# Male Puppy in South River, NJ



## StarrLhasa (Jun 6, 2010)

There may be a forum member interested in adopting this puppy.

I just received an email from AdoptaPet.com with info about about a male puppy available in South River, NJ.

Carlo is available from Hope Animal Rescue

http://hopeanimalrescuenj.com/

[email protected]

908-499-3070


----------



## Pipersmom (Jul 27, 2009)

He's so sweet, I will pass along.

Thanks for posting.


----------



## IWANTAHAVANESE (Nov 14, 2010)

I live right by there..I did not see him on there


----------



## StarrLhasa (Jun 6, 2010)

He may have been adopted since I posted about him.

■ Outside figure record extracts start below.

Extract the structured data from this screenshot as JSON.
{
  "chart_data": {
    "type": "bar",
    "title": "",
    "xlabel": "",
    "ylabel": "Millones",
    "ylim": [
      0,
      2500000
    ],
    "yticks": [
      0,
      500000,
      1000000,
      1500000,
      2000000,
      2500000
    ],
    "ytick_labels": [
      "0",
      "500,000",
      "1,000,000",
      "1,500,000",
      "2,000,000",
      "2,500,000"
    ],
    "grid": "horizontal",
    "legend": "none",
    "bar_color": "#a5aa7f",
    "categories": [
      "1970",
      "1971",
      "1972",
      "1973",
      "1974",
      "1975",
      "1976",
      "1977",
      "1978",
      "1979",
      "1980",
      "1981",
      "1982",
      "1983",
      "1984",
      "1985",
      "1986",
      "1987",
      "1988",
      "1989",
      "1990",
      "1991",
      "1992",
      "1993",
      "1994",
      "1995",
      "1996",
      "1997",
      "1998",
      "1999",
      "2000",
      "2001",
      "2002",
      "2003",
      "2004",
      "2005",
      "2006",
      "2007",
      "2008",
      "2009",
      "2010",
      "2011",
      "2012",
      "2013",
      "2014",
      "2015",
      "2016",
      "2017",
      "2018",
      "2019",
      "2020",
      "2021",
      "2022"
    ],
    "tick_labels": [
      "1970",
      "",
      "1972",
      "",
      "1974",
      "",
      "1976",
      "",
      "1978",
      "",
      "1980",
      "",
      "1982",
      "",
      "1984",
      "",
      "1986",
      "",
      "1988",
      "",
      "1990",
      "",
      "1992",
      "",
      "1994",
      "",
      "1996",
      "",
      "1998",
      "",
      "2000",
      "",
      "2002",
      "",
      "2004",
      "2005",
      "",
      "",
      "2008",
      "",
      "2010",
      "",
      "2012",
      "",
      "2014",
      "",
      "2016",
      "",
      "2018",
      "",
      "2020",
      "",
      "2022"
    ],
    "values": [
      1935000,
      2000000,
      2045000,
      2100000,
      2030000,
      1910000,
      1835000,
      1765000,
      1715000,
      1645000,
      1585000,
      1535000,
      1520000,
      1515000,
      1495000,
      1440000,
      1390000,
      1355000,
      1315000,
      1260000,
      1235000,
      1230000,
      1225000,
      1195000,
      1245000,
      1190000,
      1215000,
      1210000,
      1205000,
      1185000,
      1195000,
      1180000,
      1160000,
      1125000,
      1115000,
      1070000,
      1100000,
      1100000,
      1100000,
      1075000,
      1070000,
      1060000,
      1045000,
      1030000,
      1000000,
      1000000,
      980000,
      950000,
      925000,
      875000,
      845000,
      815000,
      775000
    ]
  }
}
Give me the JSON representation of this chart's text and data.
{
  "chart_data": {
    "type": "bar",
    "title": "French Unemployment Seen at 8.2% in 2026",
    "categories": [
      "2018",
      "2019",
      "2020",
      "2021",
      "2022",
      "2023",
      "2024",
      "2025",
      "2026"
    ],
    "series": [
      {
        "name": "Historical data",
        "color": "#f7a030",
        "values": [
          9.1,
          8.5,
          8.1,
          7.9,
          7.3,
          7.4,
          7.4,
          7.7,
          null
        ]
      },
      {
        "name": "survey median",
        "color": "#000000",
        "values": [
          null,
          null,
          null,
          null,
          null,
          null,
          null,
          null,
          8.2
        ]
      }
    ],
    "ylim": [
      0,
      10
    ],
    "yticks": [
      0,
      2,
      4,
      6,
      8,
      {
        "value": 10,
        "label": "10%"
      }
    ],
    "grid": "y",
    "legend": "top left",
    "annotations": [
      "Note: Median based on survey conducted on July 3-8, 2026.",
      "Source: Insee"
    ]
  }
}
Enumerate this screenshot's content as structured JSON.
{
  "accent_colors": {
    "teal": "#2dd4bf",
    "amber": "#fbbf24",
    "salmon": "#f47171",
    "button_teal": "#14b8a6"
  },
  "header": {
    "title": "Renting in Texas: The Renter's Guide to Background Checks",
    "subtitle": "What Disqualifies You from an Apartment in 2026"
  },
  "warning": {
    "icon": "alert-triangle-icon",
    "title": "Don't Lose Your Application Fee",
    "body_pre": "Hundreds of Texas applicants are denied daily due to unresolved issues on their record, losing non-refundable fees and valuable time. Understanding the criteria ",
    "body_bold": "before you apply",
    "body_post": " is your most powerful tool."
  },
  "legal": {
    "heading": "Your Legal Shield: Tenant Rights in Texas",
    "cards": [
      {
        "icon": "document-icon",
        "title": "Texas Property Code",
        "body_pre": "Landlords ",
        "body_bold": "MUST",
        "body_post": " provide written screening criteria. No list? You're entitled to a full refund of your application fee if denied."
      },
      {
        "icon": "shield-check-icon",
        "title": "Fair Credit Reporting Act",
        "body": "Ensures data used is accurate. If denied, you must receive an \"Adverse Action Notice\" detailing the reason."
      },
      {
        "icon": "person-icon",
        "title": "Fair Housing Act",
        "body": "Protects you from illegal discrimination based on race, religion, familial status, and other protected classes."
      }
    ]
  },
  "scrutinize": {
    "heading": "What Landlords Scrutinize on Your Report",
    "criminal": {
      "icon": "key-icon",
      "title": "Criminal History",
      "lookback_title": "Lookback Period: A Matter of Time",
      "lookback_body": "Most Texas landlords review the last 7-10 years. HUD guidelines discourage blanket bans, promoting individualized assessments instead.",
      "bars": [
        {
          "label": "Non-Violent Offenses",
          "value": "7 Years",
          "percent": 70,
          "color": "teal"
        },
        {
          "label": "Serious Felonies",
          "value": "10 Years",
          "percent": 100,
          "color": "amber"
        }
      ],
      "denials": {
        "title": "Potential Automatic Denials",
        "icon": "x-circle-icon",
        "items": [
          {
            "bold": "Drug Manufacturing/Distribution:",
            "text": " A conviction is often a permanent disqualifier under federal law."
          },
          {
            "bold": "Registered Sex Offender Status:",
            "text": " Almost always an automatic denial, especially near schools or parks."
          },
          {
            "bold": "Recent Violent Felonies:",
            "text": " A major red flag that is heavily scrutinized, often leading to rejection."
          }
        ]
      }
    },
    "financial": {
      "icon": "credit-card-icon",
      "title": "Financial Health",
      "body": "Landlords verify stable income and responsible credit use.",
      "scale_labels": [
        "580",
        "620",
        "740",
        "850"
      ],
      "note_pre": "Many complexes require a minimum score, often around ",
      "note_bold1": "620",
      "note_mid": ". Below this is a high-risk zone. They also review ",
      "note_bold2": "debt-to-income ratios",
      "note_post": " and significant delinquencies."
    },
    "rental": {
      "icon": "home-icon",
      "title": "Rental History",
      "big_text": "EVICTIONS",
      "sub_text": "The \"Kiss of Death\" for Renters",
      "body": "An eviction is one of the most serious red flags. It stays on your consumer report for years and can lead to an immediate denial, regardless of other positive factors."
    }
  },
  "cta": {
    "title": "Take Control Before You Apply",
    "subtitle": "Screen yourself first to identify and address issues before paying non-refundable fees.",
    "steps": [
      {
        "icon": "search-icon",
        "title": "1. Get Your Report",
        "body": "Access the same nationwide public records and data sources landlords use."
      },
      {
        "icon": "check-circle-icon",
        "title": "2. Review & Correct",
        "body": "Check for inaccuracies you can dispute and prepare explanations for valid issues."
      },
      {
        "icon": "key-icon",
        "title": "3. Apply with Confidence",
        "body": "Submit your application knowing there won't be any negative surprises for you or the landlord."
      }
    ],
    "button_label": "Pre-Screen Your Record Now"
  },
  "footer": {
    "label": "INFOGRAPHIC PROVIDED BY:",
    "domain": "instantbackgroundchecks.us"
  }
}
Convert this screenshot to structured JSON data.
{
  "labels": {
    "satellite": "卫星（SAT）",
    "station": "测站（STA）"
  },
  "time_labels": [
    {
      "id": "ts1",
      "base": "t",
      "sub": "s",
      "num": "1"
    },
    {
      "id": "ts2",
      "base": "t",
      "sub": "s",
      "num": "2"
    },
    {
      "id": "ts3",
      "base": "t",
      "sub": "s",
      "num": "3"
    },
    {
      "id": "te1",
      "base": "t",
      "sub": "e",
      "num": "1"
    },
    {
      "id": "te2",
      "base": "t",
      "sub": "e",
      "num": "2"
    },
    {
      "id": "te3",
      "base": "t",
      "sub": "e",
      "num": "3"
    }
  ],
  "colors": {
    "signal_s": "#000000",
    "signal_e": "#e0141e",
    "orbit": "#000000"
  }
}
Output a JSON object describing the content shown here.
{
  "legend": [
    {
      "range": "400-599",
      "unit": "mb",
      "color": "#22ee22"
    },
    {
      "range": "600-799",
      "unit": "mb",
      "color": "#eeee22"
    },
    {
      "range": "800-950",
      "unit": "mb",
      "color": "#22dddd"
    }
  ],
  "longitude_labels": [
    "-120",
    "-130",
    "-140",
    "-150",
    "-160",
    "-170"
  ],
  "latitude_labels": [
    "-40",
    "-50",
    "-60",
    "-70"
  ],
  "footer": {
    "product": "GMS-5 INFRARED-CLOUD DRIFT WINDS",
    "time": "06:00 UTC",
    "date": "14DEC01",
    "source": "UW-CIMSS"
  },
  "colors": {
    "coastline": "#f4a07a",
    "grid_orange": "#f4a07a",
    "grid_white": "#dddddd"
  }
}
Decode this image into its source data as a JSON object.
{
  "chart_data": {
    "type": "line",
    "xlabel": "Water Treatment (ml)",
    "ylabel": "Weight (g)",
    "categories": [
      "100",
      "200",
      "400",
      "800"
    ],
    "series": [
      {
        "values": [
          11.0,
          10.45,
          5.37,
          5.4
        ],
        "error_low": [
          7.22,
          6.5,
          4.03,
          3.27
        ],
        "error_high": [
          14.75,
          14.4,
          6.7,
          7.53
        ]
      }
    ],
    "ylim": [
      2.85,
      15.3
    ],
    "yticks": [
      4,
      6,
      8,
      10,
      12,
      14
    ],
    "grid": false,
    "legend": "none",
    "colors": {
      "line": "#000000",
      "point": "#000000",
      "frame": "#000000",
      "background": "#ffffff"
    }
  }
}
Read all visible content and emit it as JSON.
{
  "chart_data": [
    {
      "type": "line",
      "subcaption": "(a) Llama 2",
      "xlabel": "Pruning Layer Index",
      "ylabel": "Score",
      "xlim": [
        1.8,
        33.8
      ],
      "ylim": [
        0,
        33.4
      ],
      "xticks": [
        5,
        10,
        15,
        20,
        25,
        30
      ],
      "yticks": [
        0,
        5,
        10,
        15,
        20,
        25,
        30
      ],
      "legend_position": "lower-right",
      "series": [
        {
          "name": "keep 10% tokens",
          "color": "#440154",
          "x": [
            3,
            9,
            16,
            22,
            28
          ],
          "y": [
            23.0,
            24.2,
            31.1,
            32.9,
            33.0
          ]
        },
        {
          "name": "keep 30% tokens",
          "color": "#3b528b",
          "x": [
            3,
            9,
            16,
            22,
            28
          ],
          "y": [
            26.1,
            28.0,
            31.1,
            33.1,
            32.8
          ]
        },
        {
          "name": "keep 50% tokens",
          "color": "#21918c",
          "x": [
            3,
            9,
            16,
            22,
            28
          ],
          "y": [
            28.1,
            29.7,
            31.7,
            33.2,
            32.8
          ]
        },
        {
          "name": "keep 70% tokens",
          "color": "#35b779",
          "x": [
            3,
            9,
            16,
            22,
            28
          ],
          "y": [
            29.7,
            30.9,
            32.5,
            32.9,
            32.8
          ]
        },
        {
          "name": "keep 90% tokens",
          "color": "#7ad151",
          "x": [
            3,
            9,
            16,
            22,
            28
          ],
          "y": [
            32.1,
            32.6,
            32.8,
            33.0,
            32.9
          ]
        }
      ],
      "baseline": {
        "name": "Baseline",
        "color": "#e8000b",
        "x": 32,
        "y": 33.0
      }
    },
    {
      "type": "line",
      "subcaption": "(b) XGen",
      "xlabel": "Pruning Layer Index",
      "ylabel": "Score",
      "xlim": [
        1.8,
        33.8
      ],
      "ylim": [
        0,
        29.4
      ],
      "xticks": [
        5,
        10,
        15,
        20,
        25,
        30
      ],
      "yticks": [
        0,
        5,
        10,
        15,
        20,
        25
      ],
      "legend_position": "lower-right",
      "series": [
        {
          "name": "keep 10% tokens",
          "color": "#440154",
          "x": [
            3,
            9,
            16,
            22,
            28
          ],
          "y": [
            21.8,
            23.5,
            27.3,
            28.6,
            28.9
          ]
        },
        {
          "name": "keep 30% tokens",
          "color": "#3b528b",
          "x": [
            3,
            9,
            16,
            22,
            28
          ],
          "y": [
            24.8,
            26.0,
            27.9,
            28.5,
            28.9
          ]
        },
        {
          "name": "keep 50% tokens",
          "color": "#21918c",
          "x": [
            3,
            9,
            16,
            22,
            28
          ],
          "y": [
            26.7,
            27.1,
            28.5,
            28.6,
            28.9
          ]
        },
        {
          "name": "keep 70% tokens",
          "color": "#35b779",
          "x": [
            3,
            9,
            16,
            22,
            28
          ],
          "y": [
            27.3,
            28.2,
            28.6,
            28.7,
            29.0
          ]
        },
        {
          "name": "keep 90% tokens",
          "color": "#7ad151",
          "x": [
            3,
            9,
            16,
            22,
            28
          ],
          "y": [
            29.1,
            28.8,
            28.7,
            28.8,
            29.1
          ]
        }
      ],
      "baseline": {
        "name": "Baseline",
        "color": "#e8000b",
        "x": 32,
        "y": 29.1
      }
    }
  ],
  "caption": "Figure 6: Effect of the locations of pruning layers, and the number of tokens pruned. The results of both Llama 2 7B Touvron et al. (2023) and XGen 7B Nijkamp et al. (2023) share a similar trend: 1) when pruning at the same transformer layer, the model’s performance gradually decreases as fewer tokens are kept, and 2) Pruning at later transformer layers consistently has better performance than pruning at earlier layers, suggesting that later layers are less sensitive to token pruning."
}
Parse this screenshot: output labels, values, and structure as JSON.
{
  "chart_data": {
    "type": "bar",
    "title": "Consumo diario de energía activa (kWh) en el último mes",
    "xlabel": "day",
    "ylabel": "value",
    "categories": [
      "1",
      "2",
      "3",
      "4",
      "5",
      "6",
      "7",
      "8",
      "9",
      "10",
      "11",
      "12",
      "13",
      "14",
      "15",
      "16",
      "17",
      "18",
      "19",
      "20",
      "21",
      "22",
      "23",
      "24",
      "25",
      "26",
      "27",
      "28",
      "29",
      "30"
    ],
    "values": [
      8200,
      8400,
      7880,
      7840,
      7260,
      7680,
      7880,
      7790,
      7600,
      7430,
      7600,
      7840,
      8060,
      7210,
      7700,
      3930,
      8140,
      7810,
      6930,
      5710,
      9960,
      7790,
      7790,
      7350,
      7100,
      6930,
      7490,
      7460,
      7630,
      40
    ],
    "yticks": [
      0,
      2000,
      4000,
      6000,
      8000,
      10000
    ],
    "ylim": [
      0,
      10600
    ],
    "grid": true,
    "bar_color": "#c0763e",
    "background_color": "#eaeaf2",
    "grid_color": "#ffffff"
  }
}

Keep looking, you'll find your furbaby.


----------



## IWANTAHAVANESE (Nov 14, 2010)

Starr, By the way your dog is absolutely adorable!!


----------



## StarrLhasa (Jun 6, 2010)

Thanks, they both are cuties. Let me see if I can upload their photos. I tried to change my signature photo so I could include both dogs, and I couldn't do it and then lost my photo of Buffy [white with gold highlights].

Buster is my Avatar photo [black and white boy] If not, it will have to wait for a Techie to answer my post under Tech Support.

Nope, I can't upload any photos. Oh, well, it's going to have to wait :frusty:


----------